I attended a lecture this evening on Theodore Roosevelt and the Progressive movement. It was an interesting talk, but the whole thing made me feel a bit inadequate. There were lots of smart people in the audience, such as Michael Barone and Ben Wattenberg. They asked insightful questions, but it wasn’t just that that made me feel lower. I have never been able to keep my experts straight. These guys can compare subtle differences between works of various people and between philosophies. I have a more mix & match mind. It works well in many things, but I am outclassed by the big brains when it comes to straight intellectual debate.
FSI gave me a kind of an aptitude test recently. I didn’t pay much attention, but it did “reveal” that I don’t set clear boundaries, meaning my learning style is find similarities instead of differences. They spend a lot of time developing these tests, but they never really tell you what you can do about it, since they always say that all the styles are equally okay. IMO, the holistic approach works for lots of things, but it doesn’t work for the intellectual parsing I talked about above. I enjoyed the talk and I took notes. I will use the information for something in the future, I suppose. But I will be unable to keep it straight.
That Michael Barone is a genius. I have long read his books and watched him on TV. He seems to be able to remember the details of every political contest, down to the county level, since the founding of the Republic. The interesting thing he brought up was the hypothetical about what would have happened if Roosevelt had not died in 1919. He probably would have run for president in 1920 and almost assuredly would have won. How different would history have been? Would he have repeated the energetic presidency of his youth, or would the second act just have ruined his reputation and maybe hurt the country. Of course we will never know.
On the plus side, I had my informal first Portuguese test and I got – unofficially – 2+/3. This means nothing to most of you reading this, but it is a decent score after six weeks of instruction for someone who has been away from a language for twenty-five years. The assessments are on a five point scale. Zero is when you cannot say a word in the language; five is educated native proficiency. Even many native speakers in a language cannot get a five, since it is an educated speech. We have to get a minimum of 3 speaking and 3 reading, which is “minimum professional proficiency.”
I would like to get to 4 both speaking and reading and I think I have a good chance, but it is hard, since the difficulty rises exponentially. It is a lot easier to get from 1 to 2 than it is from 3 to 4 and – as I said – almost nobody gets to 5, even if you are born in the country. Four is good. Everybody knows what you are talking about and you don’t make any serious mistakes, but you retain a (no doubt) charming accent, think Ricardo Montalban. Language is such and important part of my job that I think it is worth the effort. I had a 3+/3+ in Polish, which served me fairly well, but I can do better than that in Portuguese. I already have some background; besides it is an easier language & State is giving me the time and instruction I need to get the job done. Back in 1985, I went to Brazil with 3/3. During my time there, my language improved, but I didn’t test when I came back, so I don’t know what I had. I don’t think it was better than a 3+. I was very fluent, but I lacked the polish that I hope to get this time around.

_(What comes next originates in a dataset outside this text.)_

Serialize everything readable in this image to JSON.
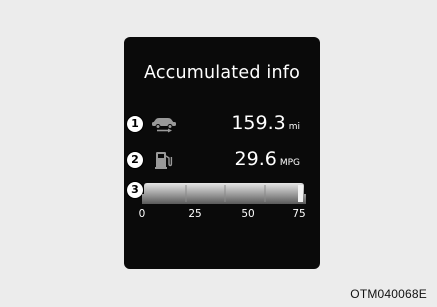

The pictures are from my walk around the Mall today. It was cold with a very strong wind, but I walked from State Department to the Gold’s Gym at Capitol after my Portuguese class and it was okay because the wind was from the west, i.e. at my back. I took the Metro up to the stop near AEI for the lecture this evening and so avoided the freezing wind most of the time.
The top pictures are of the Grant Memorial near the Capitol. In the second picture, notice the half moon above Grant’s head. Below is the skating rink on the Mall and some portraits along the path. I recognize Washington and Napoleon, but I don’t know the other two.
BTW – I am sorry that I am not writing more. Portuguese and Brazil is taking most of my intellectual energy, as I mentioned. I watch the Brazilian news every day and read some books and magazines. After the homework is done, there is less time to write. language training is serious business, but rewarding.